O ministro dos Direitos Humanos e da Cidadania, Silvio Almeida, também concordou com essa posição e destacou a necessidade de um trabalho de reorientação e educação midiática em defesa da democracia. “O problema é muito mais complexo do que simplesmente estabelecer regulação ou balizas burocrático-institucionais, nós sabemos disso”, enfatizou. Ele acrescentou que é necessário “assumir essa tarefa de colocar um freio institucional [no abuso das redes], que permita uma reorientação cultural e ideológica de toda a sociedade”.
Dino e Almeida também mencionaram o ataque ocorrido em uma escola na zona oeste de São Paulo no dia anterior, no qual um aluno de 13 anos esfaqueou e matou uma professora de 71 anos, além de ferir outros professores e colegas. Eles relacionaram o incidente à liberdade encontrada nas redes para a disseminação de discursos de ódio.
Plataformas
O advogado Rodrigo Ruf Martins, em nome da multinacional de tecnologia Meta, que é dona de plataformas como Instagram, Facebook e WhatsApp, argumentou contra a ideia de que responsabilizar civilmente as plataformas resultará em um ambiente mais seguro para a internet brasileira. Ele citou os termos de uso das redes sociais da empresa que já preveem a remoção de conteúdos ilegais, como a pedofilia e a violação de direitos autorais. Martins trouxe números que mostram que a empresa remove milhões de publicações voluntariamente de suas plataformas sem necessidade de ação do Estado.

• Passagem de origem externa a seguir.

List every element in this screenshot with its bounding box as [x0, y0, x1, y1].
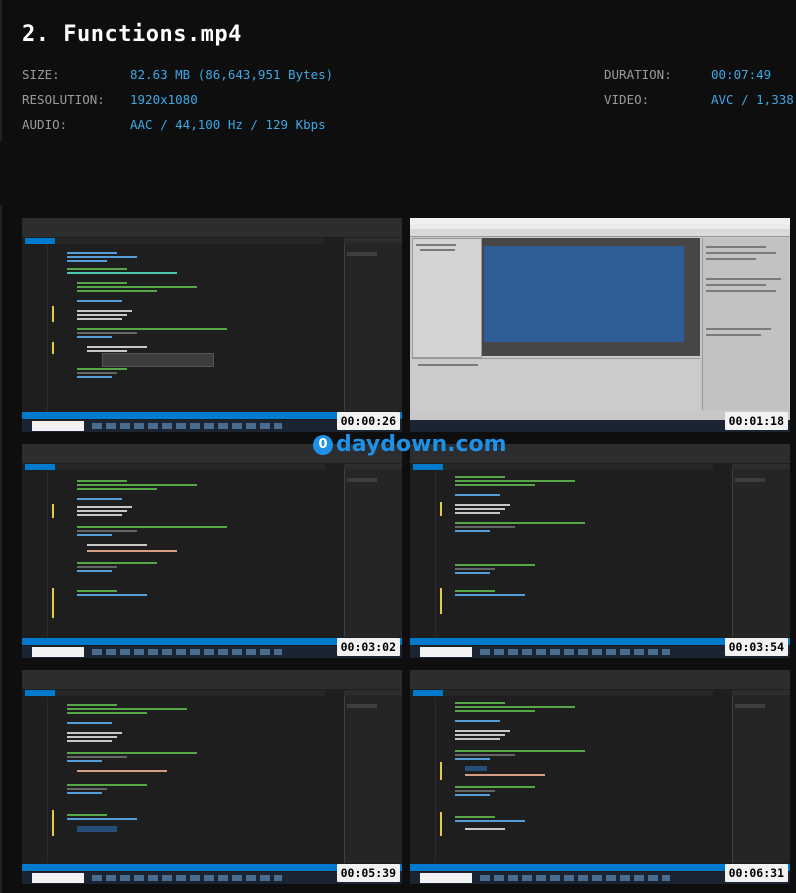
watermark-text: daydown.com — [336, 432, 507, 457]
thumbnail-2[interactable]: 00:01:18 — [410, 218, 790, 432]
thumbnail-4[interactable]: 00:03:54 — [410, 444, 790, 658]
ide-active-tab — [25, 238, 55, 244]
watermark-logo-icon: 0 — [313, 435, 333, 455]
size-label: SIZE: — [22, 67, 60, 82]
video-value: AVC / 1,338 — [711, 92, 794, 107]
watermark: 0 daydown.com — [313, 432, 507, 457]
hierarchy-panel — [412, 238, 482, 358]
left-edge-bar-lower — [0, 205, 2, 893]
size-value: 82.63 MB (86,643,951 Bytes) — [130, 67, 334, 82]
timestamp-badge: 00:00:26 — [336, 412, 400, 430]
thumbnail-5[interactable]: 00:05:39 — [22, 670, 402, 884]
thumbnail-3[interactable]: 00:03:02 — [22, 444, 402, 658]
duration-value: 00:07:49 — [711, 67, 772, 82]
timestamp-badge: 00:06:31 — [724, 864, 788, 882]
resolution-value: 1920x1080 — [130, 92, 198, 107]
left-edge-bar — [0, 0, 2, 141]
game-view — [484, 246, 684, 342]
timestamp-badge: 00:01:18 — [724, 412, 788, 430]
audio-label: AUDIO: — [22, 117, 68, 132]
inspector-panel — [702, 238, 789, 410]
unity-toolbar — [410, 229, 790, 237]
ide-toolbar — [22, 230, 402, 237]
line-gutter — [25, 245, 48, 411]
ide-tabs — [25, 238, 325, 244]
timestamp-badge: 00:05:39 — [336, 864, 400, 882]
timestamp-badge: 00:03:02 — [336, 638, 400, 656]
timestamp-badge: 00:03:54 — [724, 638, 788, 656]
file-title: 2. Functions.mp4 — [22, 22, 242, 47]
audio-value: AAC / 44,100 Hz / 129 Kbps — [130, 117, 326, 132]
code-editor — [25, 471, 340, 637]
resolution-label: RESOLUTION: — [22, 92, 105, 107]
thumbnail-1[interactable]: 00:00:26 — [22, 218, 402, 432]
duration-label: DURATION: — [604, 67, 672, 82]
video-label: VIDEO: — [604, 92, 650, 107]
solution-explorer — [344, 238, 402, 411]
thumbnail-6[interactable]: 00:06:31 — [410, 670, 790, 884]
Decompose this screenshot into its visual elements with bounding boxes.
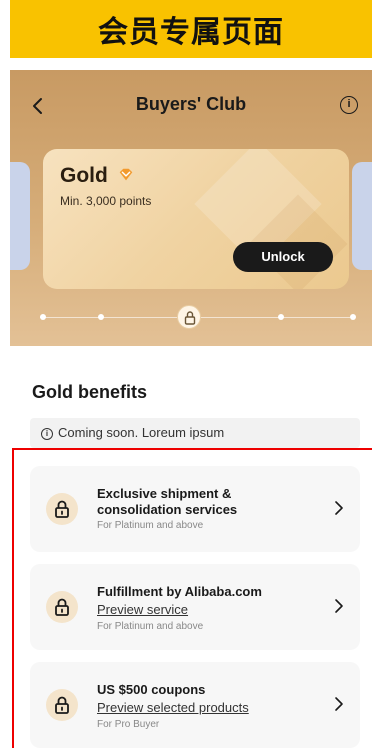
progress-step[interactable] — [278, 314, 284, 320]
info-icon[interactable]: i — [340, 96, 358, 114]
page-title: Buyers' Club — [135, 94, 247, 114]
nav-bar: Buyers' Club i — [10, 88, 372, 124]
tier-requirement: Min. 3,000 points — [60, 194, 152, 208]
preview-service-link[interactable]: Preview service — [97, 601, 317, 619]
prev-tier-card[interactable] — [10, 162, 30, 270]
tier-card: Gold Min. 3,000 points Unlock — [43, 149, 349, 289]
progress-step[interactable] — [40, 314, 46, 320]
benefit-note: For Platinum and above — [97, 520, 204, 531]
benefit-title: US $500 coupons — [97, 682, 206, 697]
notice-bar: i Coming soon. Loreum ipsum — [30, 418, 360, 448]
benefit-title: Exclusive shipment & consolidation servi… — [97, 486, 238, 517]
benefit-item[interactable]: US $500 coupons Preview selected product… — [30, 662, 360, 748]
notice-text: Coming soon. Loreum ipsum — [58, 425, 225, 440]
preview-products-link[interactable]: Preview selected products — [97, 699, 317, 717]
chevron-right-icon[interactable] — [334, 500, 344, 516]
benefit-text: Fulfillment by Alibaba.com Preview servi… — [97, 584, 317, 632]
benefit-item[interactable]: Exclusive shipment & consolidation servi… — [30, 466, 360, 552]
progress-step[interactable] — [350, 314, 356, 320]
tier-progress — [40, 305, 356, 329]
page-banner: 会员专属页面 — [10, 0, 372, 58]
hero-header: Buyers' Club i Gold Min. 3,000 points Un… — [10, 70, 372, 346]
chevron-right-icon[interactable] — [334, 598, 344, 614]
section-title: Gold benefits — [32, 382, 148, 402]
banner-title: 会员专属页面 — [98, 15, 284, 50]
benefit-note: For Pro Buyer — [97, 719, 160, 730]
benefit-text: US $500 coupons Preview selected product… — [97, 682, 317, 730]
diamond-icon — [119, 168, 133, 181]
tier-name: Gold — [60, 164, 108, 187]
chevron-right-icon[interactable] — [334, 696, 344, 712]
unlock-button[interactable]: Unlock — [233, 242, 333, 272]
benefit-title: Fulfillment by Alibaba.com — [97, 584, 262, 599]
lock-icon — [46, 591, 78, 623]
benefit-item[interactable]: Fulfillment by Alibaba.com Preview servi… — [30, 564, 360, 650]
info-icon: i — [41, 427, 53, 440]
next-tier-card[interactable] — [352, 162, 372, 270]
benefit-text: Exclusive shipment & consolidation servi… — [97, 486, 317, 531]
lock-icon — [46, 493, 78, 525]
lock-icon — [46, 689, 78, 721]
app-screen: Buyers' Club i Gold Min. 3,000 points Un… — [10, 70, 372, 748]
benefit-note: For Platinum and above — [97, 621, 204, 632]
progress-step[interactable] — [98, 314, 104, 320]
lock-icon[interactable] — [177, 305, 201, 329]
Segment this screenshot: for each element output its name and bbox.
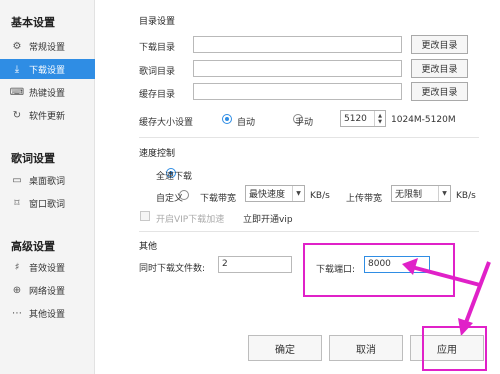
apply-highlight-box <box>422 326 487 371</box>
annotation-arrow-to-port <box>407 264 481 287</box>
annotation-arrow-to-apply <box>463 261 491 326</box>
annotation-arrows <box>402 258 491 336</box>
ok-button[interactable]: 确定 <box>248 335 322 361</box>
cancel-button[interactable]: 取消 <box>329 335 403 361</box>
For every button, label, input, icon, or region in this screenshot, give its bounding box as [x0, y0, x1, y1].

Martins mencionou a parceria da Meta com o TSE, que levou à remoção de publicações prejudiciais ao processo eleitoral, e afirmou que a empresa não foi omissa no combate a conteúdos violadores durante as eleições de 2022 e em 8 de janeiro. Ele destacou a integridade como uma parte extremamente relevante do modelo de negócios da empresa, pois os anunciantes não desejam associar suas marcas a conteúdos indesejados ou investir em plataformas que permitam esse tipo de comportamento online.
Além disso, Martins mencionou as maiores ameaças à internet brasileira, como a edição de medidas executivas que restrinjam o poder de moderação das plataformas, projetos legislativos que preveem uma espécie de imunidade para autoridades nas redes e o acúmulo de ações judiciais que pedem a liberação de conteúdos moderados pelas plataformas.
O advogado-sênior do Google, Guilherme Cardoso Sanches, também argumentou que a empresa remove milhões de conteúdos anualmente de suas plataformas sem necessidade de legislação adicional e decisão judicial. Ele ressaltou que a responsabilização das plataformas como se fossem responsáveis pelos conteúdos que hospedam levaria a um dever genérico de monitoramento de todo o conteúdo produzido pelas pessoas, desnaturando completamente o ambiente plural da internet.
Cardoso Sanches acrescentou que a atuação do Judiciário é necessária em casos limítrofes, em que haja dúvida sobre a legalidade do conteúdo. Ele argumentou que criar leis e regras adicionais restringiria a liberdade de autorregulação das plataformas, o que não levaria a uma maior celeridade na remoção de conteúdo. Ele destacou que agir responsavelmente é o certo a fazer e faz bem para os negócios, pois conteúdos ilícitos e danosos não trazem benefícios econômicos e corroem a confiança do público e dos anunciantes.